Store finished jerky in airtight containers or vacuum-sealed bags. Properly dried and stored jerky lasts 1-2 months at room temperature and up to 6 months in the freezer.
The Bottom Line
For most people making jerky at home, eye of round is the perfect cut. It's lean, affordable, easy to slice, and produces consistent, great-tasting jerky every time. If you want to experiment, try flank steak for maximum beef flavor or bottom round for the best value on large batches.
But here's the real secret: there's no single "best" cut because great jerky comes down to lean meat, consistent slicing, and a marinade you love. Pick any of the cuts on this list, slice it thin, season it well, and dry it properly. You'll be making jerky that puts the gas station stuff to shame.
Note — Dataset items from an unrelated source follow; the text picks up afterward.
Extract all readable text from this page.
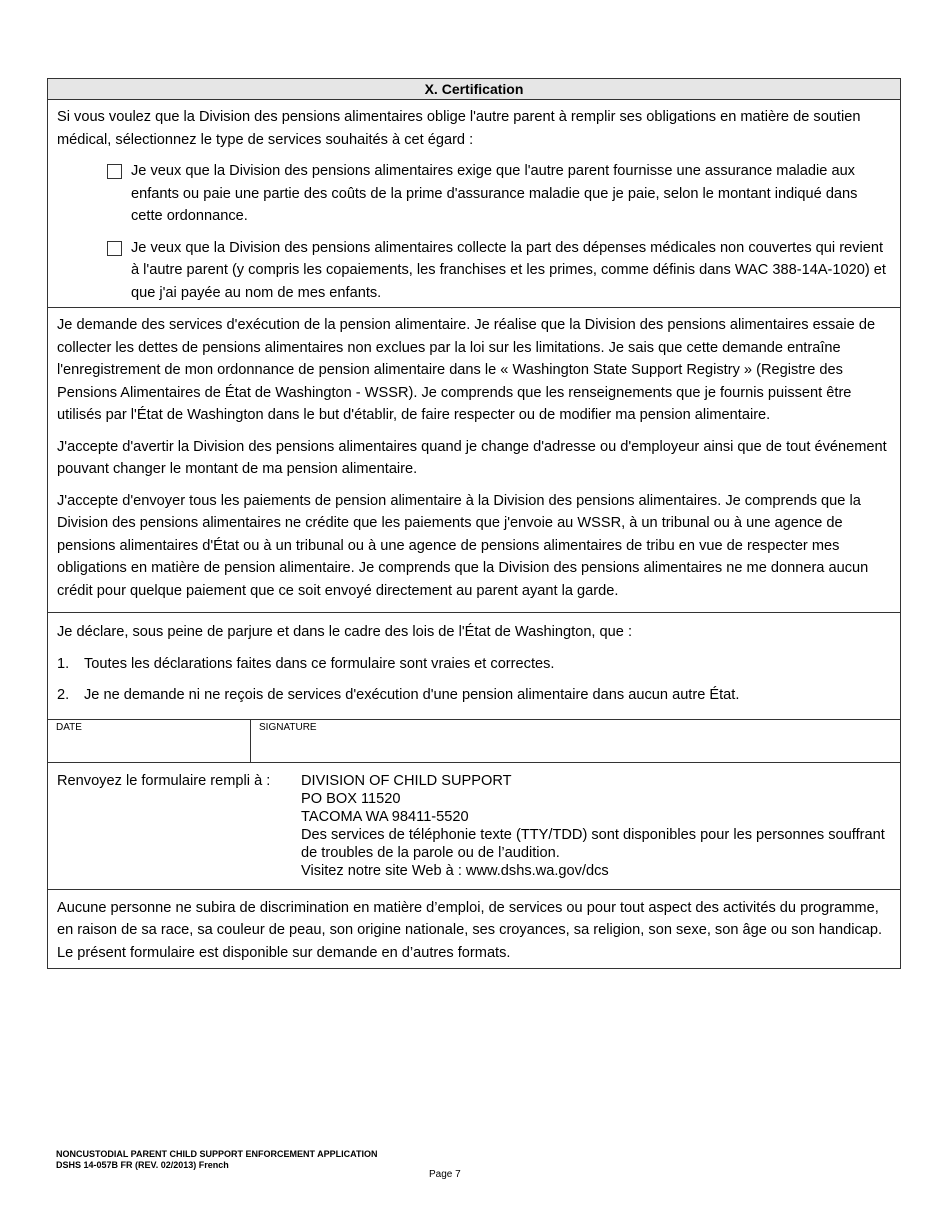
X. Certification

Si vous voulez que la Division des pensions alimentaires oblige l'autre parent à remplir ses obligations en matière de soutien médical, sélectionnez le type de services souhaités à cet égard :

Je veux que la Division des pensions alimentaires exige que l'autre parent fournisse une assurance maladie aux enfants ou paie une partie des coûts de la prime d'assurance maladie que je paie, selon le montant indiqué dans cette ordonnance.

Je veux que la Division des pensions alimentaires collecte la part des dépenses médicales non couvertes qui revient à l'autre parent (y compris les copaiements, les franchises et les primes, comme définis dans WAC 388-14A-1020) et que j'ai payée au nom de mes enfants.

Je demande des services d'exécution de la pension alimentaire. Je réalise que la Division des pensions alimentaires essaie de collecter les dettes de pensions alimentaires non exclues par la loi sur les limitations. Je sais que cette demande entraîne l'enregistrement de mon ordonnance de pension alimentaire dans le « Washington State Support Registry » (Registre des Pensions Alimentaires de État de Washington - WSSR). Je comprends que les renseignements que je fournis puissent être utilisés par l'État de Washington dans le but d'établir, de faire respecter ou de modifier ma pension alimentaire.

J'accepte d'avertir la Division des pensions alimentaires quand je change d'adresse ou d'employeur ainsi que de tout événement pouvant changer le montant de ma pension alimentaire.

J'accepte d'envoyer tous les paiements de pension alimentaire à la Division des pensions alimentaires. Je comprends que la Division des pensions alimentaires ne crédite que les paiements que j'envoie au WSSR, à un tribunal ou à une agence de pensions alimentaires d'État ou à un tribunal ou à une agence de pensions alimentaires de tribu en vue de respecter mes obligations en matière de pension alimentaire. Je comprends que la Division des pensions alimentaires ne me donnera aucun crédit pour quelque paiement que ce soit envoyé directement au parent ayant la garde.

Je déclare, sous peine de parjure et dans le cadre des lois de l'État de Washington, que :

1.	Toutes les déclarations faites dans ce formulaire sont vraies et correctes.
2.	Je ne demande ni ne reçois de services d'exécution d'une pension alimentaire dans aucun autre État.
DATE	SIGNATURE
Renvoyez le formulaire rempli à :	DIVISION OF CHILD SUPPORT
PO BOX 11520
TACOMA WA 98411-5520
Des services de téléphonie texte (TTY/TDD) sont disponibles pour les personnes souffrant de troubles de la parole ou de l’audition.
Visitez notre site Web à : www.dshs.wa.gov/dcs

Aucune personne ne subira de discrimination en matière d’emploi, de services ou pour tout aspect des activités du programme, en raison de sa race, sa couleur de peau, son origine nationale, ses croyances, sa religion, son sexe, son âge ou son handicap. Le présent formulaire est disponible sur demande en d’autres formats.

NONCUSTODIAL PARENT CHILD SUPPORT ENFORCEMENT APPLICATION
DSHS 14-057B FR (REV. 02/2013) French
Page 7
Frequently Asked Questions
What is the best cut of beef for jerky?
Eye of round is the best overall cut for beef jerky. It's extremely lean (2-3% fat), has a uniform cylindrical shape for consistent slicing, tight single-direction grain, and is affordable at $5-7 per pound. Bottom round and top round are also excellent choices, especially for large batches.
Can you make jerky from fatty cuts like ribeye?
You should avoid fatty cuts like ribeye, strip steak, and well-marbled chuck for jerky. Fat doesn't dehydrate properly — it renders during drying and goes rancid quickly, creating greasy jerky with a much shorter shelf life. Stick to lean cuts with minimal visible marbling.
How much raw beef do you need to make one pound of jerky?
The general rule is 3 pounds of raw beef makes about 1 pound of finished jerky. The exact ratio depends on the cut's moisture content and your drying time, but 3:1 is a reliable planning number. Add 10-15% for trimming waste, so buy about 3.5 pounds of raw beef for every pound of jerky you want.
Should you slice jerky with or against the grain?
It depends on the texture you want. Slicing against the grain creates jerky that snaps cleanly when you bend it — this is the most popular style. Slicing with the grain creates chewier, more fibrous jerky that you pull apart. Both are valid; it's a matter of personal preference.
How thin should you slice beef for jerky?
Aim for 1/8 to 1/4 inch thick slices. Thinner slices (1/8 inch) dry faster in 4-6 hours and create crispier jerky. Thicker slices (1/4 inch) take 8-12 hours but produce chewier results. The most important thing is consistency — all slices should be the same thickness so they dry evenly.
Is flank steak good for jerky?
Flank steak makes excellent jerky with arguably the best beef flavor of any cut. Its pronounced grain allows for precise slicing and creates jerky with a satisfying snap. The downsides are higher cost ($9-13/lb) and irregular shape, so it's best for small premium batches rather than bulk production.